Hahn and Reichenbach’s visit focused on public investment and structural programmes, Venizelos said, adding he aimed “to unite these in a common approach that gives hope and prospects, because the great problem of the Greek economy is disappointment. The great need, if you like, that we have as a nation is to see that there is a future ahead of us, that there are prospects”.
Venizelos said Monday that the government would have to cut spending further next year, but would not impose new taxes.
“Greece is forced, due to its fiscal situation, to make a super-human effort, an effort full of sacrifices, to achieve the drastic reduction of its budget deficit and avoid the increase of public debt while we have, for a fourth year, a continued recession and while unemployment is increasing,” Venizelos said. Unemployment stood at 17.5 per cent in September.
Greece is negotiating the details of a second, ¤130-billion ($14.6-trillion) rescue loan deal agreed on in October and which includes provisions to write off about 50 per cent of the value of Greek bonds held by private creditors. Negotiations on the details of that deal, which could see Greece’s debt reduced by ¤100 billion, are expected to extend for several weeks into the new year.
Greece received a first, ¤110-billion bailout in May 2010, and imposed a series of austerity measures including salary and pension cuts and several rounds of tax increases in return.
The first rescue loan package from Greece’s European partners and the IMF came after years of government overspending and data falsification provoked credit downgrades that made it too expensive for Greece to borrow.
But the measures proved insufficient, with the government struggling to implement many of them, and it soon became clear that a second bailout was needed to prevent the country from defaulting on its debt in a crisis that has threatened the European Union’s joint currency, the euro.
Greece’s budget deficit has continued to widen, with a deep recession counteracting any extra revenue the country has managed to raise, figures released yesterday show.
The central government’s deficit from January to November this year widened by 5.1 per cent compared to the same period in 2010, reaching ¤20.5 billion from ¤19.5 billion last year, finance ministry preliminary figures showed.

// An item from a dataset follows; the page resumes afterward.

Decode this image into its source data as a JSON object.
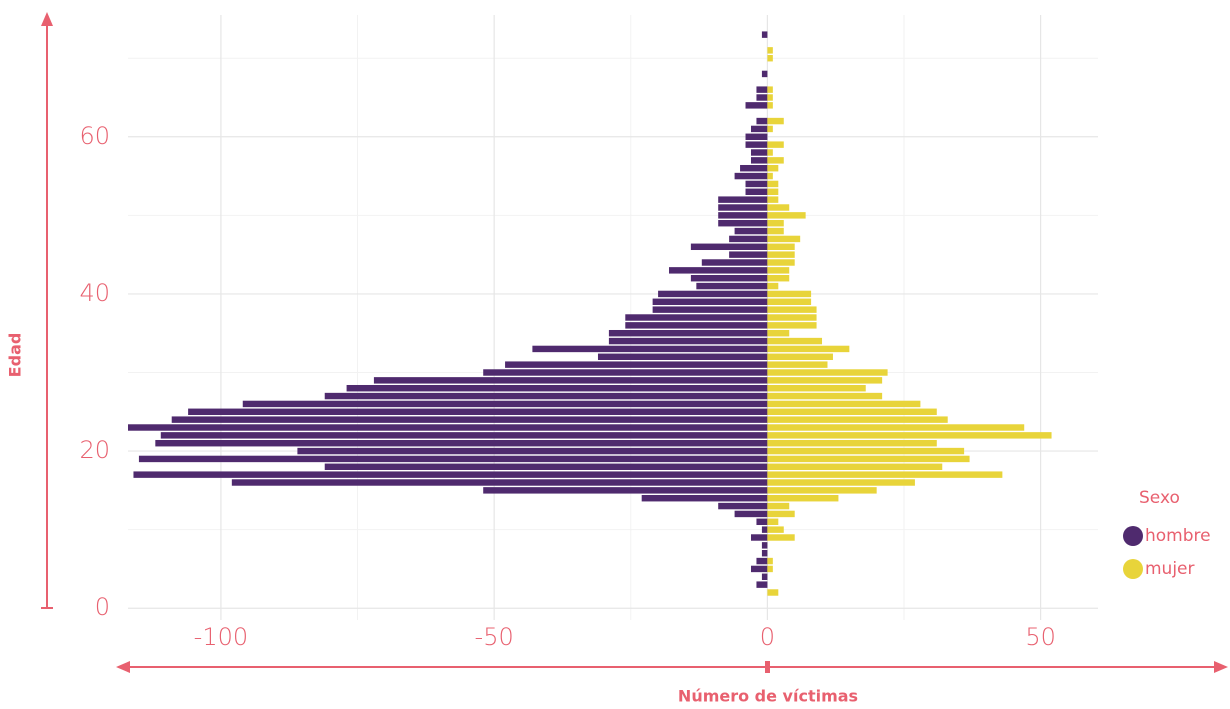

“The revenue shortfall can be mainly attributed to the deeper recession than that projected when the 2011 Budget was prepared,” the ministry said in a statement.
Eurostat, the EU’s statistics office uses a different set of figures when assessing Greece.
Separately, Greece raised (euro) 1.625 billion in the sale of 26-week treasury bills at a yield of 4.95 per cent, slightly higher than the 4.89 per cent interest rate from a similar sale last month, the country’s public debt management agency said.
The sale was 2.93 times oversubscribed, roughly the same demand as last time. The proceeds were also higher than anticipated — Greece had been seeking to raise ¤1.25 billion.